Comme souvent ces derniers temps en Belgique, les Blauw en Zwart ont décidé d'innover. Nos confrères de "l'Echo" annoncent dans leur édition de ce jeudi que les Brugeois préparent leur entrée en Bourse et leur introduction sur Euronext Bruxelles. Elle devrait intervenir avant l'été prochain.

Le champion de Belgique va donc ouvrir son capital qui était réparti actuellement à 85% entre les mains de Bart Verhaeghe (le président), de Vincent Mannaert (le CEO) et de Jan Boone (l'administrateur). Certains entrepreneurs locaux se partageant le reste des actions (15%).

Si c'est inédit qu'un club belge entre en Bourse, ce n'est pas une première dans le football. A l'étranger, de nombreux matricules ont tenté l'aventure boursière avec très peu de réussites pour beaucoup d'échecs.

Collecter des fonds pour un nouveau stade comme intérêt

Quel intérêt pour une formation de se diriger vers les marchés financiers ? L'objectif est de collecter via ce mécanisme des fonds pour un nouveau projet. A l'image de l'Olympique Lyonnais qui avait effectué son entrée en Bourse en 2007 dans le but de financer une partie de son nouveau stade, le club de la Venise du Nord espère récolter des moyens financiers pour sa nouvelle arène de 40.000 personnes prévue sur le site Olympia pour un coût estimé à 100 millions d'euros.

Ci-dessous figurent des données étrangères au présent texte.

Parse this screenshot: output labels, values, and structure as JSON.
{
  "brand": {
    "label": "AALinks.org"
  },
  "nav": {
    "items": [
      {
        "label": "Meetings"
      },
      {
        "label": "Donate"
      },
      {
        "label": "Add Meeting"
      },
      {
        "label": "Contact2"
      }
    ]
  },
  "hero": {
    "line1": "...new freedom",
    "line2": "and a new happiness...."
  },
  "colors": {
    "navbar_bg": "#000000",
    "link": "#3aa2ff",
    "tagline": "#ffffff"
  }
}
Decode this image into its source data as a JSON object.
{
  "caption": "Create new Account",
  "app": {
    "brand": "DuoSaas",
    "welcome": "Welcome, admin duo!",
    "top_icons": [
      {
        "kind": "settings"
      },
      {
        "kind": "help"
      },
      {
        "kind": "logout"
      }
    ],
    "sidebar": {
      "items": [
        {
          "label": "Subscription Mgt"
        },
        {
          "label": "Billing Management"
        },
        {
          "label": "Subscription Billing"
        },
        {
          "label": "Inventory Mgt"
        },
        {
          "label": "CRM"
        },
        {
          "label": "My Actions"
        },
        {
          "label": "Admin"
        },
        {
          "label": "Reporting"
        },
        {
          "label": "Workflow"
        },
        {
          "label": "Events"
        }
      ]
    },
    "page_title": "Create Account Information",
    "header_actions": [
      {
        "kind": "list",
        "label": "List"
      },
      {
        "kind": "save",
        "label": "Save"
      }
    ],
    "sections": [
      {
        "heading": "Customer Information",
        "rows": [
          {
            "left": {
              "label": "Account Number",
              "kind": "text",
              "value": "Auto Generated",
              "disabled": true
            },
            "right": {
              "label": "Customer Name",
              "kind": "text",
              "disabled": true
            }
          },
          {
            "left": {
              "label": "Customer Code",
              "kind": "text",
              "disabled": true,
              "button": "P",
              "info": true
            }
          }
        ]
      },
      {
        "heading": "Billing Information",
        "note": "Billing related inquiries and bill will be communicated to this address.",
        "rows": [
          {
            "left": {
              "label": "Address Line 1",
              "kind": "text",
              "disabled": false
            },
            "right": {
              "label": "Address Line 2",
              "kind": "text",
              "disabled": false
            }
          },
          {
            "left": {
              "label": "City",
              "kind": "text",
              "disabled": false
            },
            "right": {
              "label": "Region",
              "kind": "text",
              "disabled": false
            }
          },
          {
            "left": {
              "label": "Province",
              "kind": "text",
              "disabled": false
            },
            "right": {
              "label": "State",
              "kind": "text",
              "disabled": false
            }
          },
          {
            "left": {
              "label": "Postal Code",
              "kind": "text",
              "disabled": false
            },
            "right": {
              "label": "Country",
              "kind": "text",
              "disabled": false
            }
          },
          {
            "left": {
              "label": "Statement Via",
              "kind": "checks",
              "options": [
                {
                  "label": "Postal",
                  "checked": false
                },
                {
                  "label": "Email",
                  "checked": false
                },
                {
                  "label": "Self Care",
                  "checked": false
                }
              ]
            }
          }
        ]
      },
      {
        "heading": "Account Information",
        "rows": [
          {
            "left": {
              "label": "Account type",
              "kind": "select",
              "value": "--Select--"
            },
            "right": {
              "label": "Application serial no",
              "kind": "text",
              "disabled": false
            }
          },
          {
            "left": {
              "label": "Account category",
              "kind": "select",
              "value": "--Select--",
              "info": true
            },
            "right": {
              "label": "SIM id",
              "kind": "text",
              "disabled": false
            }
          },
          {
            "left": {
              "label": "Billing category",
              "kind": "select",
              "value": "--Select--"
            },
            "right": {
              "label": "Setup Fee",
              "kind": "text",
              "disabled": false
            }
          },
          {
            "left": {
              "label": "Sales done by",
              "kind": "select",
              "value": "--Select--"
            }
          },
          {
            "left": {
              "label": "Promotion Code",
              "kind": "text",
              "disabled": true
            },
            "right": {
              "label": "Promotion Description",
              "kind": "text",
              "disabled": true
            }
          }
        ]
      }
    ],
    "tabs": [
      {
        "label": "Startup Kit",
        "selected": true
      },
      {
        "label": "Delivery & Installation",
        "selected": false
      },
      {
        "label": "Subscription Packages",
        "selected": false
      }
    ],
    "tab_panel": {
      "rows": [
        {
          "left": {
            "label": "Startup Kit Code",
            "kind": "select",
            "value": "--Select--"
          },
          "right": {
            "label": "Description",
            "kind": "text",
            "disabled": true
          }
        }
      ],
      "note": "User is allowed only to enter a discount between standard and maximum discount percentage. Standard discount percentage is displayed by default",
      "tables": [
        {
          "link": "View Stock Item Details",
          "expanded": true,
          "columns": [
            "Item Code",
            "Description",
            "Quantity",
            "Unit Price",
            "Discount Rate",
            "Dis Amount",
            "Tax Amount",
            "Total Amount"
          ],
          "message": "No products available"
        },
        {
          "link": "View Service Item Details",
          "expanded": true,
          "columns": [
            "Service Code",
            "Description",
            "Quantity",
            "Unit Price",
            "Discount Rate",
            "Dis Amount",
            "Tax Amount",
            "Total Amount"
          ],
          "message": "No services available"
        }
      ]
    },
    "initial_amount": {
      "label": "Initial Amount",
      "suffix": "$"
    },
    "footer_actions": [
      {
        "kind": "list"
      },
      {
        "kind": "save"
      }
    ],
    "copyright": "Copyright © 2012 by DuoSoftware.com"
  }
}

On ne sait pas encore si le matricule 3 mettra en vente des actions existantes ou créera de nouvelles actions. A titre d'exemple, les Lyonnais avaient placé 28% de leur capital en Bourse il y a quatorze ans.

Dans le passé, est-ce que l'entrée en Bourse des clubs de football a été une réussite ? Pas vraiment.

Historiquement, une quarantaine de clubs ont tenté leur chance et se sont introduits en Bourse dans les années 1990 lors d'une période propice à l'investissement mais la majorité d'entre eux se sont retirés depuis. Seul Manchester United était parvenu à dégager des bénéfices et avait pu verser des dividendes à leurs actionnaires au début des années 2000.

Les investisseurs ne sont pas rassurés par l'aléa des actifs immatériels

Très vite, le cours de l'action se divise. L'action de la Lazio de Rome avait été introduite à 18 euros en 1998. Elle est à 1,13 euros actuellement. Celle de l'Olympique Lyonnais a également dégringolé rapidement. Introduite à 24 euros, l'action des Rhodaniens se trouve à 2,16 euros quatorze ans après. Le constat est pratiquement le même pour Manchester United, la Juventus Turin, l'AS Roma, Galatasaray ou le Borussia Dortmund. 

Qu'est ce qui peut expliquer que la Bourse et le football sont incompatibles ? Contrairement aux entreprises d'autres secteurs, la valeur d'un club repose sur des actifs immatériels comme les contrats et la valeur des footballeurs qui composent leur effectif. Des cotes qui peuvent être perturbées par des aléas comme une grave blessure ce qui n'a pas le don de rassurer les investisseurs.

En se lançant dans l'aventure boursière, le Club Bruges démontre qu'en Belgique, il est encore en avance sur son temps sans être sûr que cette fois-ci, cette innovation soit un succès.